After Brexit, the Scottish Government must have at least the same flexibility over agricultural payments and policy as it currently does. We therefore welcome the UK Government’s assurance that Scottish specific farming support, like coupled payments, will be able to continue under the UK’s new WTO commitments and that agricultural common frameworks will not be imposed but agreed by consensus between the two governments. However, there’s been a lack of detail about what those common frameworks will contain and a worrying confusion about whether the Scottish Government has the power to continue to make support payments to farmers after Brexit. We recommend that the UK Government publish its draft agricultural frameworks and, alongside the Scottish Government, issue a joint statement on the future of farm payments.
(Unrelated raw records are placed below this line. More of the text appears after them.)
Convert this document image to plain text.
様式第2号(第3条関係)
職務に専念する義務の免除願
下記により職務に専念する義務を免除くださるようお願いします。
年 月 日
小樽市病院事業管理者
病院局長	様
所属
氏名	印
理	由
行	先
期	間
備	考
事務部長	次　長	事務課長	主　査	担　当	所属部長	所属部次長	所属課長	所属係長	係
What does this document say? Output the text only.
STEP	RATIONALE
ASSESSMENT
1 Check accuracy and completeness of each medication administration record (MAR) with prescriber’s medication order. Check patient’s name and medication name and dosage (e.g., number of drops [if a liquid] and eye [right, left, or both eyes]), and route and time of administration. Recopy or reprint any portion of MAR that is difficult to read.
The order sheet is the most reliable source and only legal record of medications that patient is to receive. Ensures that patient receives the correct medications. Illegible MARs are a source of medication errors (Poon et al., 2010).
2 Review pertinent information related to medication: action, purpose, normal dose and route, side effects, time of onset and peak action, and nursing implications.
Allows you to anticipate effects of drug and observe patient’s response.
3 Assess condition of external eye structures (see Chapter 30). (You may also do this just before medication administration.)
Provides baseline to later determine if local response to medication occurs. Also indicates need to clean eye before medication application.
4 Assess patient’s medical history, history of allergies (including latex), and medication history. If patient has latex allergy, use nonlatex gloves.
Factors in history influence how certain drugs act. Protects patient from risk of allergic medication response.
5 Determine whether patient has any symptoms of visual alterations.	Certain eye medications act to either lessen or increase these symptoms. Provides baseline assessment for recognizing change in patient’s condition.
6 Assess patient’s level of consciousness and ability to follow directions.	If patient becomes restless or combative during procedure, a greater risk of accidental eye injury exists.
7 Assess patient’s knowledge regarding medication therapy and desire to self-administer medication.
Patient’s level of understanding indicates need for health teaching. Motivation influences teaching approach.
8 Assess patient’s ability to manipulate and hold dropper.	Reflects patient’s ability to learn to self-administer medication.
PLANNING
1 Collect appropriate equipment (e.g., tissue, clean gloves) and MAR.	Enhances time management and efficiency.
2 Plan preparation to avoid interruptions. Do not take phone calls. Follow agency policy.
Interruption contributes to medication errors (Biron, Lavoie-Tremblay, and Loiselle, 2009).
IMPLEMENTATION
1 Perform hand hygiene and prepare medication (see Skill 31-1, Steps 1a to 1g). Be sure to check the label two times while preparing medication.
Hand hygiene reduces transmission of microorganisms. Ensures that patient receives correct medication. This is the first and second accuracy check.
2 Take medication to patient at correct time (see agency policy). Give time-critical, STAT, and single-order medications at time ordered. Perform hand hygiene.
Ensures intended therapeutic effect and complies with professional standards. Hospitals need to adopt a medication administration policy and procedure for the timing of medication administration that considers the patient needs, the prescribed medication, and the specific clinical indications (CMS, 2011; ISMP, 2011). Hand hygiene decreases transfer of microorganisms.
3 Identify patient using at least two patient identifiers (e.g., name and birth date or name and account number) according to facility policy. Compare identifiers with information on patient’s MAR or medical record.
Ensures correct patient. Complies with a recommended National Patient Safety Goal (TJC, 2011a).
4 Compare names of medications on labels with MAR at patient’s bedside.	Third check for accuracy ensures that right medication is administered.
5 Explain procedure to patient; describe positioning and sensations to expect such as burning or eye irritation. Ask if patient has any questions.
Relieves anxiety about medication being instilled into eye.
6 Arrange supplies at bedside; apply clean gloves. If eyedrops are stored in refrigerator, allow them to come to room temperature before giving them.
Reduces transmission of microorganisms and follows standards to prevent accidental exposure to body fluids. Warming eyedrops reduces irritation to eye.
Scotland’s agricultural sector is highly dependent on non-UK labour. However, it has faced increasing difficulties in recruiting sufficient labour in recent years, which is likely to get worse when EU free movement ends, leading to concerns about produce being left to rot in fields. The Government has responded by piloting a new Seasonal Agricultural Workers Scheme. While this is welcome, 2,500 workers a year will be incapable of meeting Scottish agriculture’s labour needs let alone the rest of the UK. To ensure there is an adequate supply of workers, the Government must increase the pilot to 10,000 workers, expand it to cover more sectors and commit to a permanent version of the scheme from 2020.

The Government is keen that all sectors, including agriculture, look to technology to reduce their reliance on foreign labour. While we believe there are major limits to the extent technology can replace labour in the agricultural sector, it can play a key role in improving productivity more generally. We recommend that the Government use its research and development budget to encourage new technologies and innovations to be developed with their practical application in mind, with bids for UK agricultural research having to include proposals for trialling and demonstrating the technologies they produce.